CourtsWeb is an on-line information database designed to document new courthouses and to serve as a significant resource for new courthouse design.

The web-based application supports multiple ways of retrieving, comparing, and ranking diverse types of media including three-dimensional interactive models, figure-ground diagrams, adjacency diagrams, 360 degree panoramic images, photos, drawings, numbers and text, and provides an information-rich resource for General Services Administration (GSA), the Judiciary, and the contracted architects and engineers, who design new courthouses.

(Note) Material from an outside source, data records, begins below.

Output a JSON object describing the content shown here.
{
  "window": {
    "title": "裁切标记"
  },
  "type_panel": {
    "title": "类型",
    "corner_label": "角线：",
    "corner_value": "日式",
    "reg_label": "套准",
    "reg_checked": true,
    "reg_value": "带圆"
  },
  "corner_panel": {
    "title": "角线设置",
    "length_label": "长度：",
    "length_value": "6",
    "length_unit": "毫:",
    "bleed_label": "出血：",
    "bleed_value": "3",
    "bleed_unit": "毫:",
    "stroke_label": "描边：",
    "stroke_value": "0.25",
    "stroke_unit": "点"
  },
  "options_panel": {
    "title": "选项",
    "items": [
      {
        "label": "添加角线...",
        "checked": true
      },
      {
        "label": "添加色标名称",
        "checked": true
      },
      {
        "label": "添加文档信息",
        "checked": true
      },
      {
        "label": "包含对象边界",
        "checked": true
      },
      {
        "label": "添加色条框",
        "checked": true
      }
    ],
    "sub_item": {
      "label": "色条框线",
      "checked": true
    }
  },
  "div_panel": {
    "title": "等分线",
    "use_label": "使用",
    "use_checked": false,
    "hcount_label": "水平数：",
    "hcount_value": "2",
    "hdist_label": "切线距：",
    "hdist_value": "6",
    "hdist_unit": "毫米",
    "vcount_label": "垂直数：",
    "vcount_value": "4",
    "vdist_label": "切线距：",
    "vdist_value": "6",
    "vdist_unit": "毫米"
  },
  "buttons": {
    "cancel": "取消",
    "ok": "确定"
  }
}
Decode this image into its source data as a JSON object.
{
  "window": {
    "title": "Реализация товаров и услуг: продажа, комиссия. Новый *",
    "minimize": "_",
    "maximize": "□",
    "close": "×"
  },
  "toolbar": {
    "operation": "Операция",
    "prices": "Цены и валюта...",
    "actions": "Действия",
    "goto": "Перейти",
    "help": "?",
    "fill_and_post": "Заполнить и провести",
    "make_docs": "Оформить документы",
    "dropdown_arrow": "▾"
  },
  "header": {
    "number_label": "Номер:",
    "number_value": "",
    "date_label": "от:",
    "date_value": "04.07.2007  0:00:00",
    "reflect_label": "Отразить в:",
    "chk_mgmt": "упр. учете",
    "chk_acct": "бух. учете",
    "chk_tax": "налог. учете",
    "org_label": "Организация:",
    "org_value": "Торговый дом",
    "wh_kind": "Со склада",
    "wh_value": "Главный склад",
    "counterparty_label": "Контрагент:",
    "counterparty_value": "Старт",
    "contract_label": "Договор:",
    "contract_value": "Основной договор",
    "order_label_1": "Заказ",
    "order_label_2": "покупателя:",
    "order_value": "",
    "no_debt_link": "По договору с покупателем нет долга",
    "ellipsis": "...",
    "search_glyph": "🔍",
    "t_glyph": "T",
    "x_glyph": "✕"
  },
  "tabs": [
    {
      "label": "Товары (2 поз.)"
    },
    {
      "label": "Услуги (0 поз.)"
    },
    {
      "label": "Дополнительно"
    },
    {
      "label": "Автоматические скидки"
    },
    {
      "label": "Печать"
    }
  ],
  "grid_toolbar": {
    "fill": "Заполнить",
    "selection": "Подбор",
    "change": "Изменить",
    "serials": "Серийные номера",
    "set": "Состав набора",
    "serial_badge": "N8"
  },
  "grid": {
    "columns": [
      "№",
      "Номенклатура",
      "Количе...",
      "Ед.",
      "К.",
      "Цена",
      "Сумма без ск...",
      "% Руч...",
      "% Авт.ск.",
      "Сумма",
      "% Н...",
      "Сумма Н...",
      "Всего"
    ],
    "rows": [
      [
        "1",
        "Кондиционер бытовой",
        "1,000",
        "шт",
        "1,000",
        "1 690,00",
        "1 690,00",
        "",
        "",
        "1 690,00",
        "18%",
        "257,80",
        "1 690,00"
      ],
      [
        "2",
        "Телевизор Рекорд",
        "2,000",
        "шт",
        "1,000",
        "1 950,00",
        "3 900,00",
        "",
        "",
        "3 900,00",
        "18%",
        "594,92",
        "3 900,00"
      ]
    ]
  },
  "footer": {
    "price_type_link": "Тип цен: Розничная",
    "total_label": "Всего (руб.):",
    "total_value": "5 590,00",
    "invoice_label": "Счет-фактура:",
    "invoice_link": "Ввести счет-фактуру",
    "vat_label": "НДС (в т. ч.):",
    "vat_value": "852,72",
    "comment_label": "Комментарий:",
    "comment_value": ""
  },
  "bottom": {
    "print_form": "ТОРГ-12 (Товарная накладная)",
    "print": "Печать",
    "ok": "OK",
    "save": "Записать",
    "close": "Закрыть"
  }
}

The CourtsWeb application was developed over a period of eight years (2008-2015) by the Shape Computation Lab (SCL) at the College of Architecture at Georgia Institute of Technology (scl.coa.gatech.edu). The research team was led by Pr. Thanos Economou, PhD, Associate Professor of Architecture and Director of SCL, and Dr. Thomas Grasl, Principal and Head of Research at SWAP Architects. The research team consisted of doctorate, graduate, and undergraduate students of the College of Architecture and the College of Computing at Georgia Institute of Technology.

The application, programming and content, is the front end-and foundational body of work too-of a wider research project undertaken at SCL on the formal analysis of the architectural typology of courthouses. This research traces the history and logic of the building type of the courthouse from the seventeenth to twentieth-first centuries and focuses on the generative description of existing architectural configurations and theoretically possible ones. Significantly, the theoretical model extends the current practices in courthouse design by focusing on the sectional possibilities found within the building type to essentially propose eight typological models that can capture constructively all built as well as hypothetically possible courthouse building forms. The theoretical model is supported by a computational model that formalizes the current practices of courtroom layouts in three-dimensional representations along with a language of open spaces (courtyards, atria, gardens, etc.) to produce highly expressive and original specifications of courthouse schematic designs. The underlying formalism is based on shape grammars and the implementation algorithms are based on a graph theoretic modeling of shape grammar computations. The theory on the generative description of courthouse building forms is currently under preparation for book publication.